DURBAN, SOUTH AFRICA – Children exposed to HIV in utero but uninfected at birth have neurodevelopmental test scores at age 24 months that are comparable with those of unexposed children, based on a study conducted in Botswana and presented by Jean Leidner at the 21st International AIDS Conference.
“These results provide reassurance regarding the potential effects of in-utero HIV and antiretroviral exposure,” declared Ms. Leidner, CEO of Goodtables Data Consulting in Norman, Okla., and the.
The two groups of children had virtually identical scores on the cognitive, gross motor, fine motor, expressive language, and receptive language domains measured in the Bayley-III. The same was true for scores on the fine motor, locomotor, language, and personal-social elements of the Developmental Milestone Checklist.

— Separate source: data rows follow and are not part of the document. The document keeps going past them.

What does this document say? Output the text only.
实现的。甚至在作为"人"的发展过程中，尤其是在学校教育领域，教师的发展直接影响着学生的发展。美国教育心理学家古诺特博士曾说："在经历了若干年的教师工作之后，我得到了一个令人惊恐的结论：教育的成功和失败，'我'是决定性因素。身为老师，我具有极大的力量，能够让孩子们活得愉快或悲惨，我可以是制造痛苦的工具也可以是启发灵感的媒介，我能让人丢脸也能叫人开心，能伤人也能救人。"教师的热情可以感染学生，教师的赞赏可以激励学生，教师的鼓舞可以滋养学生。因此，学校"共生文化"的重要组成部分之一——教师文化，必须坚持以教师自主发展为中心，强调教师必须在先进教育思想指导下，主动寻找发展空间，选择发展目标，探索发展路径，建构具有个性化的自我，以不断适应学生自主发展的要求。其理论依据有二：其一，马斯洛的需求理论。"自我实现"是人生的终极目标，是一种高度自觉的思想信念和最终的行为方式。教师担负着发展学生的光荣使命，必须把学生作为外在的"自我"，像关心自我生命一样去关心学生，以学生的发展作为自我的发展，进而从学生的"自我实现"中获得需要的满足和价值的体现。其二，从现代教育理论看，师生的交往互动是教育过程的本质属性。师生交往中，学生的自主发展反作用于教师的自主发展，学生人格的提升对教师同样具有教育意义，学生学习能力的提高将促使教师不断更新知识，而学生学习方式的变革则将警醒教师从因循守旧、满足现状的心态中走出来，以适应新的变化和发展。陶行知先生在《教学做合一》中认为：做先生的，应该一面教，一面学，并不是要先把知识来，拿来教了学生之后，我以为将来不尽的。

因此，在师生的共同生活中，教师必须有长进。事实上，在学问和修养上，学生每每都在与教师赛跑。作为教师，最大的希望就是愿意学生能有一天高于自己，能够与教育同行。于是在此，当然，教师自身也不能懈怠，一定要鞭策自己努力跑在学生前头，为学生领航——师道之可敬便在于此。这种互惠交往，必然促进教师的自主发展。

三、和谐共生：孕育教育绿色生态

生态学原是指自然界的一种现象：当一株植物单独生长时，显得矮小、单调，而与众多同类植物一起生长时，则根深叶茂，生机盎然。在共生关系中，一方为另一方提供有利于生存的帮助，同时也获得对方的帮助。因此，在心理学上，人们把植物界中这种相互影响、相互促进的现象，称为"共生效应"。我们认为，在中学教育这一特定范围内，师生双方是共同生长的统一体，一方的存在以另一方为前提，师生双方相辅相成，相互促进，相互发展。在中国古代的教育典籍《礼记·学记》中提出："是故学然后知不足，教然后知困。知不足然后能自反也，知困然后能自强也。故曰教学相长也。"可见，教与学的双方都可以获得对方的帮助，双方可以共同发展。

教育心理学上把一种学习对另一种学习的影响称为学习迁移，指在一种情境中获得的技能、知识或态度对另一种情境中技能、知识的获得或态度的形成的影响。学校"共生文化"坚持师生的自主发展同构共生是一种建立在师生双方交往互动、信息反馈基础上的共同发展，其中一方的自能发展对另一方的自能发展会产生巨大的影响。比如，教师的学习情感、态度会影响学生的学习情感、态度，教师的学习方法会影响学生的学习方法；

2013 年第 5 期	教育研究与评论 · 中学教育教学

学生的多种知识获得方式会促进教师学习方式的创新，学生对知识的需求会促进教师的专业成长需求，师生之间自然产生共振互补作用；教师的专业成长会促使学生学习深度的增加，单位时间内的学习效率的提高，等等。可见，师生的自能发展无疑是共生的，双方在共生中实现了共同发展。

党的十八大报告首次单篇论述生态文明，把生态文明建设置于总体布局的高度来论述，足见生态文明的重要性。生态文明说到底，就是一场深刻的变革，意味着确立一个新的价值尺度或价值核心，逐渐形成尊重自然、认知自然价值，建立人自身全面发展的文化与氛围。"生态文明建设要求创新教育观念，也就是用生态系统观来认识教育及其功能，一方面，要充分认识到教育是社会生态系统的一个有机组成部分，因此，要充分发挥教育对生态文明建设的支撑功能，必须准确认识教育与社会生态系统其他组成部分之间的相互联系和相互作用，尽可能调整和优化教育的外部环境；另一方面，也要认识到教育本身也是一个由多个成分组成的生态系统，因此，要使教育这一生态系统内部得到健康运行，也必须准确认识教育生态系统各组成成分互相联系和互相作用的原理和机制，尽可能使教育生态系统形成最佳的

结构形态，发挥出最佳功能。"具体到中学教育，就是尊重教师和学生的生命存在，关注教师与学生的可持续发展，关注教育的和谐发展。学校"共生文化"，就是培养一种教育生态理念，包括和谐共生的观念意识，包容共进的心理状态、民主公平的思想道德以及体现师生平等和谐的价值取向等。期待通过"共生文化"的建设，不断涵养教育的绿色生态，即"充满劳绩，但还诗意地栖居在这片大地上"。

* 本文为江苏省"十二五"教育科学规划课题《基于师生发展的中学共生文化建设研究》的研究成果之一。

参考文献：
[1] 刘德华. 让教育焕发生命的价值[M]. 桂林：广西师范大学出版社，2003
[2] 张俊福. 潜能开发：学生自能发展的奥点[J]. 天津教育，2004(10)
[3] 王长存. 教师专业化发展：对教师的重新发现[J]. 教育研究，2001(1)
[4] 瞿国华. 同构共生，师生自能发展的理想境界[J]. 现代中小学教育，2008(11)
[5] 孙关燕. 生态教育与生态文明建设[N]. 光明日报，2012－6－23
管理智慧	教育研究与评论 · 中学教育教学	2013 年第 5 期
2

The two groups of children differed in other ways; 17% of the uninfected children exposed to HIV in utero and 8% of the controls were low birth weight. The HIV-exposed children are being raised in a more challenging environment: just 49% have electricity in the home, compared with 64% of control families. Moreover, 53% of the HIV-exposed children and 33% of the controls live under conditions of moderate-to-severe food uncertainty.
Only 8% of the HIV-infected mothers breastfed, whereas breastfeeding was universal among the control group.
More than 99% of the HIV-infected mothers took antiretroviral medication antenatally. Roughly two-thirds were on zidovudine (Retrovir) monotherapy, the rest on a three-drug regimen of nevirapine (Viramune) plus lamivudine/zidovudine (Combivir). These are older antiretrovirals. Additional neurodevelopmental studies are warranted in children with in-utero exposure to newer agents, as well as in older children, Ms. Leidner said.
She reported having no financial conflicts regarding this study, which was funded by the National Institute of Mental Health.